Мы оставили его наедине с молитвой.
Замкнутое тело города, как тело висельника, в поисках опоры подсаживающегося на кол. Есть ли у города душа?
… Дело было осенью в ранних сумерках. Мы с керей по пожарной лестнице полезли на крышу первой в Китаевске пятиэтажки. Как же не влезть на местный небоскреб! Лестница была холодной и мокрой. Оттого, что руки потеряли чувствительность, я сорвался. И в следующее же мгновение я оказался сторонним наблюдателем того, что происходит. Причем собственное не то скольжение, не то падение по лестнице я видел попеременно с двух точек. Первая – непосредственно изнутри моего тела. Ощущение – падаю не я, падает тело и при этом с огромной скоростью, как хороший компьютер, ищет варианты своего спасения.

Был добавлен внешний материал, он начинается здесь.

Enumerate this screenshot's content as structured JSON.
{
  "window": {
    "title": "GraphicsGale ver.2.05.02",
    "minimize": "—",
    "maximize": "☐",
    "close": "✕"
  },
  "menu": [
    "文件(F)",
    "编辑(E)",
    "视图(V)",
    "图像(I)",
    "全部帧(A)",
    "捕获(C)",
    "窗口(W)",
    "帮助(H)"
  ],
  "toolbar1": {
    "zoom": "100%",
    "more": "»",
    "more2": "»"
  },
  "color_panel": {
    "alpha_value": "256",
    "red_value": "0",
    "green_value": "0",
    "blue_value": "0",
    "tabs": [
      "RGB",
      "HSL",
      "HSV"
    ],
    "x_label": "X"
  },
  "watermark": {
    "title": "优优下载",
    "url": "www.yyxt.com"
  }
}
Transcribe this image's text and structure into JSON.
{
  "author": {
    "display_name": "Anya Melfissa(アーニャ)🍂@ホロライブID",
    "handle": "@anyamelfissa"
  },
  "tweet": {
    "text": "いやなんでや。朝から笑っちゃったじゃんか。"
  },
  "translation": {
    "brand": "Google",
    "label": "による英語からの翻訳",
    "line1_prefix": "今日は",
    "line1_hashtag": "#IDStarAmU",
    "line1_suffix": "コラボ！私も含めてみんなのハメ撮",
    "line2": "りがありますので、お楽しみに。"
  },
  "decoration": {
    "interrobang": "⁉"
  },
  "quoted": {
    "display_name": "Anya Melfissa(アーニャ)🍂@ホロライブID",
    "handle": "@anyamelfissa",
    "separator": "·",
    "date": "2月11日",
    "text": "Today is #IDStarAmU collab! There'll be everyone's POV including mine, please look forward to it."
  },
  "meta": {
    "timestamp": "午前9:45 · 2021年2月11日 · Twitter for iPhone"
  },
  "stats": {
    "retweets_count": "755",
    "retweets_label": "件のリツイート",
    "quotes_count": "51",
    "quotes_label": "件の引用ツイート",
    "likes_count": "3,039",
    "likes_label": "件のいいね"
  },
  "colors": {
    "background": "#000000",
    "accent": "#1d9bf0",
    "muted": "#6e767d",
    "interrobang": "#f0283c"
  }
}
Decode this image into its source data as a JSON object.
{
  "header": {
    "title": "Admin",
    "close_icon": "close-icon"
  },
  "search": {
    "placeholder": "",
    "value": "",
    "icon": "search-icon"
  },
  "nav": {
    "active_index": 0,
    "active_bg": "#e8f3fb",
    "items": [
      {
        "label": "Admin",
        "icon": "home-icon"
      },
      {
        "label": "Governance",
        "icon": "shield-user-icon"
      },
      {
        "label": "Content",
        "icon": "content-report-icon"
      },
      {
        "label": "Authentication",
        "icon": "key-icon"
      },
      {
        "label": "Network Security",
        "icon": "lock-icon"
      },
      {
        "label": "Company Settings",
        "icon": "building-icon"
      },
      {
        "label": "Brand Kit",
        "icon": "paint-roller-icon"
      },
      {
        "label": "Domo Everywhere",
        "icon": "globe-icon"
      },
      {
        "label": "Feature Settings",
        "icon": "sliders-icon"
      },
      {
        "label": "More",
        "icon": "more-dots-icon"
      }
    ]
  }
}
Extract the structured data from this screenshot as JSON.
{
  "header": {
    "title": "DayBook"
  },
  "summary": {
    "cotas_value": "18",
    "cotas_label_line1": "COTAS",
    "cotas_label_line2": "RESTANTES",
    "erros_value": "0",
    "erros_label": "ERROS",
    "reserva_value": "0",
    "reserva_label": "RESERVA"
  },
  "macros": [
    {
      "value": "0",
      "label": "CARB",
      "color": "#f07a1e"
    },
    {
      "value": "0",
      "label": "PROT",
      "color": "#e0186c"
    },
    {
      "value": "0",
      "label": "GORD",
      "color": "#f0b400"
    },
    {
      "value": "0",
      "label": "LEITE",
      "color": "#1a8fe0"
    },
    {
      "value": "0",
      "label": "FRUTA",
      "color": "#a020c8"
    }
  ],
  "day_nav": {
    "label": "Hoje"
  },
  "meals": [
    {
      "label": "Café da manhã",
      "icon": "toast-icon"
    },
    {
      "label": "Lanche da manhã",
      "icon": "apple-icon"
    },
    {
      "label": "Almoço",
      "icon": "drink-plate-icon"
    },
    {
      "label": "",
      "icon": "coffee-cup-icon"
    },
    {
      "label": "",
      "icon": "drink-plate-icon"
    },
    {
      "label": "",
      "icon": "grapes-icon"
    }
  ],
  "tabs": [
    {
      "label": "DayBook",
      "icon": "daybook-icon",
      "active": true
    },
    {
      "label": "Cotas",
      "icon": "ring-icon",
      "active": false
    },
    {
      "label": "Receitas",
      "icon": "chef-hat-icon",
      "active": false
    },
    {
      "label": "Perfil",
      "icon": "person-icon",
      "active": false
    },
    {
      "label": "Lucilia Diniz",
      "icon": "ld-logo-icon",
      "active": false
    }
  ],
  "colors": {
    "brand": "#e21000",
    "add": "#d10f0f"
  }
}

Вторая – я лечу рядом со своим падающим телом и вижу это со стороны. Застрял я за пять ступенек до конца лестницы. И с полчаса сидел на ней, приходил в себя. И вот с этого момента я стал догадываться, что я и мое тело – это разное, что я могу жить и действовать независимо от него. Потом острота озарения пропала, я уже не был в этом уверен и даже гнал от себя эти воспоминания, стесняясь их, как детской веры в чудеса.
Иван Георгиевич снова напомнил нам о том, что жизнь продолжается там, за чертой смерти и, наверное, во многом определяется тем, как мы ее просадили здесь.
Так и душа города живет сейчас вне видимых глазу очертаний собственной выморочности. Мы смотрели на него из окон кабинета доктора Ксении. Благо шло воскресенье. Работала только дежурная смена, и Наташа, пользуясь благорасположением Ксении, вызвала сюда и отца Христодула, и Шалоумова.
– Мы сделаем так, – режиссировал керя. – Шалоумов закажет на завтра внеочередной эфир. Передача как бы о том, какие хорошие у нас буржуи! Один из них, известный в городе хлеботорговец Иван Хара, жертвует огромные деньги на строительство православного храма и детского приюта в деревне Антониха. Есть, есть в нашем народе предприниматели, не погнавшиеся за личным обогащением, умеющие контролировать собственные потребности, думающие в первую очередь о благе общественном. Сенсация! Натаха сядет в студии на звонки, она наши голоса знает, она будет обеспечивать связь. Для страховки я, допустим, буду называть ее Аленой, ты, керя, назовешься, к примеру, Коневым из села Коровий бор, а Ксения…
– Ивана, Анпиратор, не замай! Ксеньку – не впутывай! – сказала Наташа. – Революция не должна пожирать своих врачей! Подскажи ему, Петя – он тебя слушается!
– Ревнуешь. Это плохо. Но Ксению Сергеевну впутывать не буду, хорошо. В эфире достаточно будет и двух китов: Шалоумова с керей. У них хорошо получается. Сотни моих людей сядут на линию. Они обеспечат поток звонков – только успевайте крутиться, керя, как волшебные жерновцы!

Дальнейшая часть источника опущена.